Definite Integration

Definite integration extends the concept of summing over a specific interval to multivariable functions. It is pivotal in calculating both areas and volumes. In double integrals, definite integration applies twice, once for each variable of the function.
The steps in definite integration involve choosing appropriate limits, which, in cases of iterated integrals, need careful determination from the region's boundaries. As seen, depending on the path of integration, we either integrate first with respect to \( y \) and then \( x \), or vice versa. These limits result from the intersection points of the bounding curves and dictate the precise range where the integral evaluates.
In the exercise, the limits \( 0 \) to \( 1 \) for \( x \) and between \( x^3 \) and \( \sqrt[3]{x} \) for \( y \), or equivalently \( y^3 \) to \( y^{1/3} \) for \( x \) with \( y \) from \( 0 \) to \( 1 \), were chosen for definite integration.

Bivariate Functions

Bivariate functions are functions of two independent variables, typically \( x \) and \( y \). These are essential when we want to describe surfaces in three-dimensional space. In the context of the original exercise, the function \( f(x, y) = x^2 y \) is a bivariate function.
Understanding these functions allows us to study complex surfaces and make sense of their shape and behavior over specific regions. In practical applications, bivariate functions can be used to model physical phenomena, optimize designs, or predict outcomes in engineering and science.

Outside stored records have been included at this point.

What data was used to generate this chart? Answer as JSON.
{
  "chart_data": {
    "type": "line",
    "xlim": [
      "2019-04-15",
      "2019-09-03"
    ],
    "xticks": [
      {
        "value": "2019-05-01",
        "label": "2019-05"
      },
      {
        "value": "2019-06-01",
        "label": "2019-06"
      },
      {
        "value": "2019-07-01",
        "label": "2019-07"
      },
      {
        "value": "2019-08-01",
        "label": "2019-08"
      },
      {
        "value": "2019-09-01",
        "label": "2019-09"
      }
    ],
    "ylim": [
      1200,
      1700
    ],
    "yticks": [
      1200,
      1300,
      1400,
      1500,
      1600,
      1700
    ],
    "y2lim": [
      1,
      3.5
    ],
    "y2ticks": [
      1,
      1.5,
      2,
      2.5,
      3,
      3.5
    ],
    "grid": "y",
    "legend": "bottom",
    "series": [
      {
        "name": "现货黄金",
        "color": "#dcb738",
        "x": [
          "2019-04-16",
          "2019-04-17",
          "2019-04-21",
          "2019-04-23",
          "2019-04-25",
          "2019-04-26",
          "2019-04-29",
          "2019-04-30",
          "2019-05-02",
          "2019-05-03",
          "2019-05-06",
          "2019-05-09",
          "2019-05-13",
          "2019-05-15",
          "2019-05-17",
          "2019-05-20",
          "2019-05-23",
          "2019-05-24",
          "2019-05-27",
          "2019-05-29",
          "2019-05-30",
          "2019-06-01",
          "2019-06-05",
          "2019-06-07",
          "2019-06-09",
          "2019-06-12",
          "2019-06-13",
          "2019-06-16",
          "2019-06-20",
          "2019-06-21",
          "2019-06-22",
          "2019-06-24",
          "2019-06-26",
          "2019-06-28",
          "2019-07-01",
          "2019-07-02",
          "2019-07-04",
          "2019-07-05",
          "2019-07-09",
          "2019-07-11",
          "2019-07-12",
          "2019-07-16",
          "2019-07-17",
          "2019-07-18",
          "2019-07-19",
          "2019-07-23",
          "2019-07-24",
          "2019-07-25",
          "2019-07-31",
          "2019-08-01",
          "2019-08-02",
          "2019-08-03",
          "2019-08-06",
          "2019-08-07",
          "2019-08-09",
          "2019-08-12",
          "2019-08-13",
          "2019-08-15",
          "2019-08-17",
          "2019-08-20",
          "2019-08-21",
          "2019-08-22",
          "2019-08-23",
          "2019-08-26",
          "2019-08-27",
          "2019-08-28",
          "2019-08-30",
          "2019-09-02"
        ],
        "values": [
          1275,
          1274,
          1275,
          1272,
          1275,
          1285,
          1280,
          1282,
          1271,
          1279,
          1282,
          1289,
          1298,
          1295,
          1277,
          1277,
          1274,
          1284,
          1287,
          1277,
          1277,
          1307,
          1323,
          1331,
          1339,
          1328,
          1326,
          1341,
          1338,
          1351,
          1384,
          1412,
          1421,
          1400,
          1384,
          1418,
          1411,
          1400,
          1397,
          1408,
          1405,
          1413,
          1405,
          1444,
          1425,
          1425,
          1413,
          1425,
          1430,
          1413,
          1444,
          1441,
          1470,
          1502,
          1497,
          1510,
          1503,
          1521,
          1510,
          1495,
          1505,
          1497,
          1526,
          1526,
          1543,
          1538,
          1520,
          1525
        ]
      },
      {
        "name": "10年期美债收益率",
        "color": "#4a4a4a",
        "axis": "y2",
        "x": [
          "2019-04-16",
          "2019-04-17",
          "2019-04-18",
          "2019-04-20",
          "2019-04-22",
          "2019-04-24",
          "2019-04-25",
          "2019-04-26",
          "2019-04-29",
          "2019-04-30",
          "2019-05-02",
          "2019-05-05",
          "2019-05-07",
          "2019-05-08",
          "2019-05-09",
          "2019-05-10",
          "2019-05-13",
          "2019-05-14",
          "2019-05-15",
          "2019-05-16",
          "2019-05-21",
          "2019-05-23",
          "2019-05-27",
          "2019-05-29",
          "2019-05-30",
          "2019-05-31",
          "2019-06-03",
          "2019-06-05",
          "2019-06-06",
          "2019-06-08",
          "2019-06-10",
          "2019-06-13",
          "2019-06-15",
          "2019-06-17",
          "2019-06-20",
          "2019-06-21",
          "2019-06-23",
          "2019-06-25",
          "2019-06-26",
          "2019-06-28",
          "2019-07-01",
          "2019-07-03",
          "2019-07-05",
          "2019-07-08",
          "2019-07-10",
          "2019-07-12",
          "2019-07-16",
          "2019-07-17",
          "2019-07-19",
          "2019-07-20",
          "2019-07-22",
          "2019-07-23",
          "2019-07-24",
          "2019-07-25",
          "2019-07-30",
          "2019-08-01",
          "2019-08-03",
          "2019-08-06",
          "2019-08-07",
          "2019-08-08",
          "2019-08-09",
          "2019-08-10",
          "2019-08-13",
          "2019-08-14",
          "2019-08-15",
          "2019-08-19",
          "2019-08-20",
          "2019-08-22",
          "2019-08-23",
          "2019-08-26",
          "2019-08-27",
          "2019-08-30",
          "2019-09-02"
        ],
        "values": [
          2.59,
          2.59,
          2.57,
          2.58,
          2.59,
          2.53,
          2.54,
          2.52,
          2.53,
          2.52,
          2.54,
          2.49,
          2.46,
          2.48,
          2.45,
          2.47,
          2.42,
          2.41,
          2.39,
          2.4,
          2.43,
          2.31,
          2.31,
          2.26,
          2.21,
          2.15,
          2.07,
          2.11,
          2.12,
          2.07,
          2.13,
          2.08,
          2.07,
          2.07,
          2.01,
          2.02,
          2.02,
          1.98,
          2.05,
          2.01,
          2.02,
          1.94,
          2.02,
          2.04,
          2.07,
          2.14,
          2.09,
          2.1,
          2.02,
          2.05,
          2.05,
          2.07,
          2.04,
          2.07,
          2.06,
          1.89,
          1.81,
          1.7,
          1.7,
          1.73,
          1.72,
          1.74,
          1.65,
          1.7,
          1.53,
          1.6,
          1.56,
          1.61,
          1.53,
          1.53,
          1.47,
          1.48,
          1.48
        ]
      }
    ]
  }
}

• Bivariate functions play a crucial role in evaluating double integrals, as they define the surface beneath which we calculate volumes or areas.
• These functions generalize the concept of one-dimensional integration into two dimensions, providing vast insight into spatial constructs.

Overall, grasping bivariate functions enables us to solve numerous practical problems using mathematical modeling.